= Jeff Taylor (journalist) =

American journalist

Jeffrey Taylor is an American journalist who won a Pulitzer Prize.

== Biography ==

Taylor grew up in Kansas and is a graduate of the University of Kansas. He began his career as a reporter at The Kansas City Star newspaper in 1985. In 1991, he and fellow Star reporter Mike McGraw wrote an investigative series on the U.S. Department of Agriculture, for which they won the Pulitzer Prize for National Reporting.

In 1995, Taylor joined the Detroit Free Press, where he shared a 2000 Gerald Loeb Award for "A Killer in Our Food". In 2009, Taylor was managing editor for news at the Free Press when the newspaper's staff won a Pulitzer Prize for their reporting on the corruption of former Detroit mayor Kwame Kilpatrick. Taylor was intimately involved in editing on the Kilpatrick stories.

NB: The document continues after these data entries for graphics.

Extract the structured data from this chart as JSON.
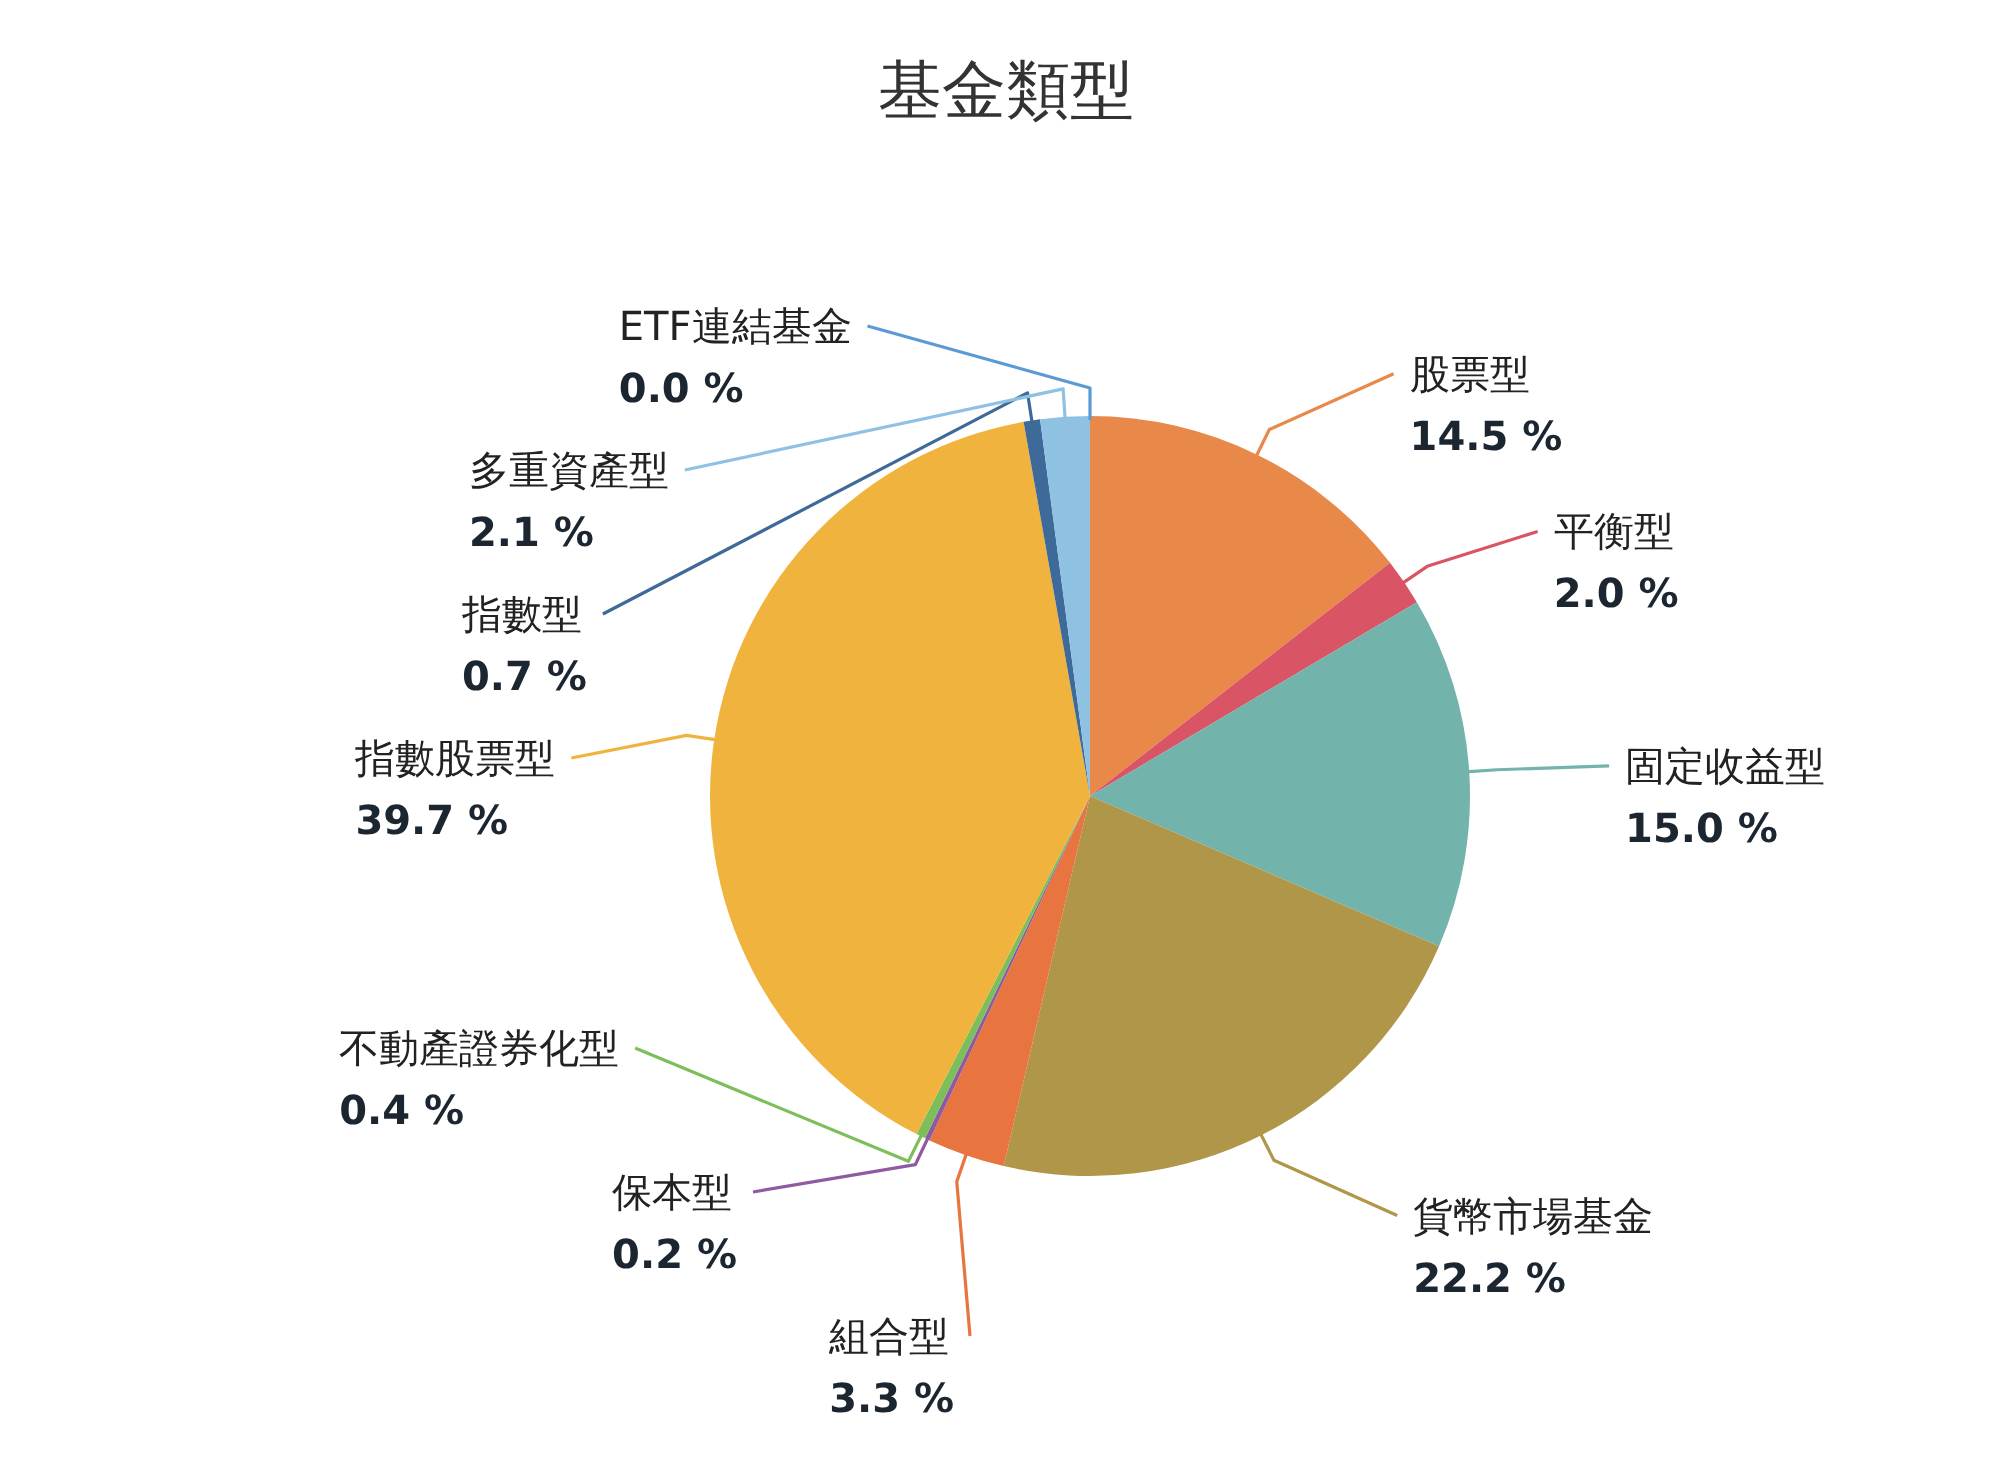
{
  "chart_data": {
    "type": "pie",
    "title": "基金類型",
    "categories": [
      "股票型",
      "平衡型",
      "固定收益型",
      "貨幣市場基金",
      "組合型",
      "保本型",
      "不動產證券化型",
      "指數股票型",
      "指數型",
      "多重資產型",
      "ETF連結基金"
    ],
    "values": [
      14.5,
      2.0,
      15.0,
      22.2,
      3.3,
      0.2,
      0.4,
      39.7,
      0.7,
      2.1,
      0.0
    ],
    "colors": [
      "#e8894a",
      "#d95464",
      "#72b3ab",
      "#b09649",
      "#e8743f",
      "#8e5aa0",
      "#7cbf5a",
      "#f0b43e",
      "#3d6a99",
      "#8fc1e3",
      "#5b9bd5"
    ],
    "value_labels": [
      "14.5 %",
      "2.0 %",
      "15.0 %",
      "22.2 %",
      "3.3 %",
      "0.2 %",
      "0.4 %",
      "39.7 %",
      "0.7 %",
      "2.1 %",
      "0.0 %"
    ]
  }
}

In July 2012, Taylor replaced Dennis Ryerson as editor of The Indianapolis Star. Taylor oversaw an investigative effort that won wide acclaim for uncovering widespread sexual abuse within USA Gymnastics. The investigative reporting helped secure the conviction and imprisonment of former team physician Larry Nassar, who was convicted of sexual assault of minors and other charges, and prompted the ouster of Steve Penny as USAG's chief executive officer.

In March 2018, Taylor was named Executive Editor for news at USA TODAY. He supervised all news operations for the Nation desk, Politics, Washington and World, and Money & Technology. He became Vice President and Executive Editor for News & Investigations in 2022.

Taylor returned to local journalism in August 2023 when he joined The Post and Courier in Charleston, SC, as executive editor and vice president for news, assuming responsibility for the company's growing news operations in multiple cities across the state.